I've used the tutorials and my libraries referenced above to build an app that allows you to "place" a sphere around a lamp using gaze and spatial mapping. The sphere acts as a placeholder for the area you can use for interaction. When a lamp is placed, a spatial anchor is stored on the device and also sent to a service running on the network for other HoloLenses to pick up. Note: The rendering of the placeholder sphere is more for illustration purposes, and doesn't really need to happen.
Using Gaze we place a cursor in the front of the user to signify "what" you're looking at. If the cursor is on the sphere, any voice control or gesture is applied to that device and only responds to gestures and commands valid for the device.

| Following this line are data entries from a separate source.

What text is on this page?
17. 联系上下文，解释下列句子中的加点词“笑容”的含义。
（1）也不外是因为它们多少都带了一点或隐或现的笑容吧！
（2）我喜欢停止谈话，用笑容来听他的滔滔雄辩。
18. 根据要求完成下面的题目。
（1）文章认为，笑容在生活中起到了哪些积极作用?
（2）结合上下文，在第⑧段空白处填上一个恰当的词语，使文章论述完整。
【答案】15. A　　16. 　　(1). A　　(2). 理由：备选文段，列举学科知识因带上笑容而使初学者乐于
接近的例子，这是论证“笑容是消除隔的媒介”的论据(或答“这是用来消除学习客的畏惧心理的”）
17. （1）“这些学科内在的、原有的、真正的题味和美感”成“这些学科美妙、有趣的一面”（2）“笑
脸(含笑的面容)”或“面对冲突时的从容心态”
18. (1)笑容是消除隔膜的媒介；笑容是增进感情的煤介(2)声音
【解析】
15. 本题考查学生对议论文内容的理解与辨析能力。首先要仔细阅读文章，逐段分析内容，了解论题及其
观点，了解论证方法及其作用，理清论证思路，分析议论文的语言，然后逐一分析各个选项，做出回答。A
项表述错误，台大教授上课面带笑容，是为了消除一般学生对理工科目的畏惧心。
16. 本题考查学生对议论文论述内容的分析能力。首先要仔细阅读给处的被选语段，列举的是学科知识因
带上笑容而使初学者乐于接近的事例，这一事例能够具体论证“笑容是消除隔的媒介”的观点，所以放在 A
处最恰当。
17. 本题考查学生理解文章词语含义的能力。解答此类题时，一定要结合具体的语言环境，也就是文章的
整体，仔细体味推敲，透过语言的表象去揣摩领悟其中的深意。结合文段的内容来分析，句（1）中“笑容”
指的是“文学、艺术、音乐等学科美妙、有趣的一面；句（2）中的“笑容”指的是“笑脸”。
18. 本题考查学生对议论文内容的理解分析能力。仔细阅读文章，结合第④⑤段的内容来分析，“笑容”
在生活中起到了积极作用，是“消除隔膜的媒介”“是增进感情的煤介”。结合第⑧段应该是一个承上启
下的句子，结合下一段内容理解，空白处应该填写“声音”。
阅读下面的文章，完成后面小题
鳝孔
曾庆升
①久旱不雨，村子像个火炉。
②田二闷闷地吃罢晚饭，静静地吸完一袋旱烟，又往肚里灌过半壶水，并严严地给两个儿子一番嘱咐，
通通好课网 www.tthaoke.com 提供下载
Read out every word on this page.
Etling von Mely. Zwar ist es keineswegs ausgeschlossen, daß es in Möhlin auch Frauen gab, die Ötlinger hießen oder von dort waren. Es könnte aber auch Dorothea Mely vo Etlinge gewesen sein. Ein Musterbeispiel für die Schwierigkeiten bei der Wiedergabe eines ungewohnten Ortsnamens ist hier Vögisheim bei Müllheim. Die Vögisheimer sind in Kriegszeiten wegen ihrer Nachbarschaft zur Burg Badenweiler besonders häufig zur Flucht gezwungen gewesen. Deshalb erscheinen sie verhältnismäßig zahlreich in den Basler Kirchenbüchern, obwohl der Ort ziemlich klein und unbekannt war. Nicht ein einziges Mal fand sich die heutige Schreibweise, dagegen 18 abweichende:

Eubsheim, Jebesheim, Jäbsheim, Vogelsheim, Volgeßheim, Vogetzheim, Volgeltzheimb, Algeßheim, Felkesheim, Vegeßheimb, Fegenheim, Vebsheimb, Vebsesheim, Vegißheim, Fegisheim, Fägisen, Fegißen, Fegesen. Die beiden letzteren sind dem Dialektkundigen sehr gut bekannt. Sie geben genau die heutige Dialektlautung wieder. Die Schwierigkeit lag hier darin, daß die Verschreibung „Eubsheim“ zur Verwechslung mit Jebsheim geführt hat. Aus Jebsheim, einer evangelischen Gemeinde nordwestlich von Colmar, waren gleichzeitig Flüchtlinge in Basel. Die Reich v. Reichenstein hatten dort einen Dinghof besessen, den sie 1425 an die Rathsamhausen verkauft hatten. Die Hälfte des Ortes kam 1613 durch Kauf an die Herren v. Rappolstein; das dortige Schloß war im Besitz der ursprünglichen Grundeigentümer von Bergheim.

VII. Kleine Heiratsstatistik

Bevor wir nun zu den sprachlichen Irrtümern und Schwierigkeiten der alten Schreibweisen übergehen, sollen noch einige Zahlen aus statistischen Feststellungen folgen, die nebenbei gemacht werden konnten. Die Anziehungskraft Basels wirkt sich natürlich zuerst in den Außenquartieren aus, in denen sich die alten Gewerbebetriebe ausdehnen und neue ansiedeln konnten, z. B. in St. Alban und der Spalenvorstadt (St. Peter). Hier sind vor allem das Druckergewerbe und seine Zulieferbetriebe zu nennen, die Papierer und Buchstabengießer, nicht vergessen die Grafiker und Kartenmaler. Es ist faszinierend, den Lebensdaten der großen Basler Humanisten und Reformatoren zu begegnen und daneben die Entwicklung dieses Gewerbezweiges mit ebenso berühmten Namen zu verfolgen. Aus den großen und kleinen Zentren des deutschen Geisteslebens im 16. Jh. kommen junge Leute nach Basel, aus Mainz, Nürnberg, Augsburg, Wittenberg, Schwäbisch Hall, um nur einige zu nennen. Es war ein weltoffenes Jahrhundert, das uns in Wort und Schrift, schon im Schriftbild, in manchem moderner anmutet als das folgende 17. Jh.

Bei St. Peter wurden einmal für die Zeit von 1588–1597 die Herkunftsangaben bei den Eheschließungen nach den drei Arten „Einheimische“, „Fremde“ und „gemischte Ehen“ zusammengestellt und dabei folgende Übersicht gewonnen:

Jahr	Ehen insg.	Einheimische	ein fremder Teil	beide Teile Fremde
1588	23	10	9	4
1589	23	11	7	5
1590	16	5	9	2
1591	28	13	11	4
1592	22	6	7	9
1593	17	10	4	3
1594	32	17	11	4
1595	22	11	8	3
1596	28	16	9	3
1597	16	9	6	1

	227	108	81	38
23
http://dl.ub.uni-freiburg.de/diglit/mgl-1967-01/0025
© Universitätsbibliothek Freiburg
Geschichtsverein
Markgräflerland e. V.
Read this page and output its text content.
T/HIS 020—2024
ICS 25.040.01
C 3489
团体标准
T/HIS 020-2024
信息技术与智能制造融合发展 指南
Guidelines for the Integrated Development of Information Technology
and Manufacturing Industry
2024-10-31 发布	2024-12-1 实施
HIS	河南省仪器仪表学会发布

This reduces errors, so you don't turn on all devices in the house when saying "on".
The "Hue DSB" then handles converting my AllJoyn commands into Philips Hue commands, so that the HoloLens has no idea that this isn't actually an AllJoyn bulb.
This all brings it into a prototype app with the promised simplicity of looking at a device and telling it what to do. See the recording below which is a view of what I see through the HoloLens glasses using my App.
Every single piece of this app has been built by putting together existing technology and libraries, and proves that already today we can create a more natural and smart way for interacting with our home.